Rund 54.000 geflüchtete Ukrainer wollen in Berlin bleiben. Das stellt den Senat vor neue Herausforderungen. Weil es generell an Wohnraum mangelt, wird über ein neues Programm für standardisierte Flüchtlingsunterkünfte nachgedacht. Sie sollen später als Wohnungen nachgenutzt werden.
Rund 54.000 Kriegsflüchtlinge aus der Ukraine haben sich in Berlin angemeldet. Damit steht der Bau von Modularen Unterkünften für Flüchtlinge (MUF) wieder ganz oben auf der Tagesordnung. Der ehemalige Finanzsenator Matthias Kollatz (SPD), Mitglied im Stadtentwicklungsausschuss, brachte das Thema am Rande der Haushaltsberatungen zur Sprache. In 30 neuen Modularen Unterkünften für Flüchtlinge (MUF) könnten rund 15.000 Menschen untergebracht werden. 50.000 Euro kostet ein Platz pro Kopf: Insgesamt werden rund 750 Millionen Euro zusätzlich gebraucht.
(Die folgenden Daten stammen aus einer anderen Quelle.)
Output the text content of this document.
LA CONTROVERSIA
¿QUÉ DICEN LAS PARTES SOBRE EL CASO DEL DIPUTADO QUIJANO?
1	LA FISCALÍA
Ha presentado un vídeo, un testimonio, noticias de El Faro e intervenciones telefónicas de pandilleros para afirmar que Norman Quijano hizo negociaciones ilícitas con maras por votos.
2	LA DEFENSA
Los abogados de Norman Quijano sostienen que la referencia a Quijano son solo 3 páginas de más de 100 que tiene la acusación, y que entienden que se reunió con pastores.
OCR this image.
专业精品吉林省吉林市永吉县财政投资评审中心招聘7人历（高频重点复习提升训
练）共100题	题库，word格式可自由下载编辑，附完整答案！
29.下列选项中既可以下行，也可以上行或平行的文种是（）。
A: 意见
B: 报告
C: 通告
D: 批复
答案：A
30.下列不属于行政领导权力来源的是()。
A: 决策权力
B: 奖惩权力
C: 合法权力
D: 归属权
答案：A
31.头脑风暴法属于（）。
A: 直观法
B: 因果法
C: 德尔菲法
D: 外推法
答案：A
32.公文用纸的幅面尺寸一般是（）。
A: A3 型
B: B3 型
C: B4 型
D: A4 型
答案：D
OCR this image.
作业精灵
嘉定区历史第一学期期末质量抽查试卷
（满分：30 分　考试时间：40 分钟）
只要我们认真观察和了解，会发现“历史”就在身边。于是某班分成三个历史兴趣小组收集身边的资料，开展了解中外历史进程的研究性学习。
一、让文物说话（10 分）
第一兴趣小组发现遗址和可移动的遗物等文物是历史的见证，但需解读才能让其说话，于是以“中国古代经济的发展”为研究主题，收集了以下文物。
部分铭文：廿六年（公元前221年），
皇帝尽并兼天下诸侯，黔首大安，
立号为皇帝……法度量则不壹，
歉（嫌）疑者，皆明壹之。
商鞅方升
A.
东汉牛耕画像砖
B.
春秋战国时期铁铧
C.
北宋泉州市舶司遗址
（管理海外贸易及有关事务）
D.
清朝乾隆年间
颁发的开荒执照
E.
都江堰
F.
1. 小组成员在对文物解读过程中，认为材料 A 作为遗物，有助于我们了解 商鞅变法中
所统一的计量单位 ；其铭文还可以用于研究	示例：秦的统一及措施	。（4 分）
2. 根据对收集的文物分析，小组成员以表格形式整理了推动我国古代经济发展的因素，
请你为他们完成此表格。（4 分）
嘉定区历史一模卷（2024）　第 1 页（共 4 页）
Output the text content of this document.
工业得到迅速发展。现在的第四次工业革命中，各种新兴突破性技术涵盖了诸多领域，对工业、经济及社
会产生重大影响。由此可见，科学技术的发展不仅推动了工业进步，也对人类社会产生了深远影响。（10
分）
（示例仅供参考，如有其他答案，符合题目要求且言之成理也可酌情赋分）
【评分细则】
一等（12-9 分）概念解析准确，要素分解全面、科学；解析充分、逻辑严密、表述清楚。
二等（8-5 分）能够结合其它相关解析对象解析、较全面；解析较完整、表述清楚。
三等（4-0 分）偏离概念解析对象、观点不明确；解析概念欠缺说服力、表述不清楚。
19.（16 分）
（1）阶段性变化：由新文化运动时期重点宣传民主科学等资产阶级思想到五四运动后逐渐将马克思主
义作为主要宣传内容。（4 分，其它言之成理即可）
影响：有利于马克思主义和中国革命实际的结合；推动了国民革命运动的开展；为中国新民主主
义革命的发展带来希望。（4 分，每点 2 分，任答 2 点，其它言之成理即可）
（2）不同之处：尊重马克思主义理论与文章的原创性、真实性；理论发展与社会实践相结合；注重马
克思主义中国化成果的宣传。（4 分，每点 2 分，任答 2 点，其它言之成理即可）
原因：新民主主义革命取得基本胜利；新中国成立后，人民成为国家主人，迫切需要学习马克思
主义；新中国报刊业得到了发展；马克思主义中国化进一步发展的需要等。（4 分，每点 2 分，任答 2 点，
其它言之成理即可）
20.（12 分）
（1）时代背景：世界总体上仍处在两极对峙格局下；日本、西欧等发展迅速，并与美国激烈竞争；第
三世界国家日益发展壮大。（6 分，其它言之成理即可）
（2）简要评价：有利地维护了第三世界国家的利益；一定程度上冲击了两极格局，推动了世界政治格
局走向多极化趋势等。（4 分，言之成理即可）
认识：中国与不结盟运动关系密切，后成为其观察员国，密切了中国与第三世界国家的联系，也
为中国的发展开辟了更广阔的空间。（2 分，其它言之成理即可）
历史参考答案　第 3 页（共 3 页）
Die Mittel sind im aktuellen Haushaltsplan nicht vorgesehen, ein Beschluss muss dazu noch gefasst werden. „Wir glauben, dass es richtig ist, standardisierte Unterbringungen für Flüchtlinge zu schaffen“, erklärte er.
Modulare Unterkünfte für Flüchtlinge sind in Berlin bereits erprobt
Denn ein Platz im Hostel kostet pro Nacht 30 Euro. Für 15.000 Menschen kämen also rund 160 Millionen Euro pro Jahr zusammen, rechnete er den Abgeordneten vor. „Das legt nahe, dass man eine Objektförderung macht.“ Die MUFs würden sich amortisieren, weil Flüchtlinge dann nicht in Hostels untergebracht werden müssten. Bereits bei der vorangegangenen Flüchtlingswelle hatte der Senat prüfen lassen, welche städtischen Grundstücke zur Verfügung stehen. Von den 60 ermittelten Arealen sind bereits 28 mit MUFs bebaut, 32 ließen sich gegebenenfalls dafür noch aktivieren.
Für den Senat bietet das gleich zwei Vorteile: Denn nach §246 Baugesetzbuch können MUFs schneller errichtet werden als Gebäude mit üblicherweise langwierigen Berliner Planungsverfahren. Und sie sind nicht wie Heime strukturiert, sondern bieten abgeschlossene Wohneinheiten. Deshalb können sie später an Studenten, aber auch an andere Personen vermietet werden, die es auf dem freien Wohnungsmarkt schwer haben.
Mangel an Sozialwohnungen schlägt auf Flüchtlingskrise durch
Die Angebotsmieten sind auch im vergangenen Jahr noch einmal um 3,4 Prozent nach oben gegangen, wie im aktuellen „Wohnungsmarktreport Berlin 2022“ von CBRE und der Berlin Hyp AG festgestellt wird. Sie liegen jetzt bei 10,50 Euro im Durchschnitt, was nicht zuletzt Ausdruck des anhaltenden Wohnungsmangels ist. Vor allem fehlt es aber an Sozialwohnungen. 5.000 sollten jedes Jahr gebaut werden.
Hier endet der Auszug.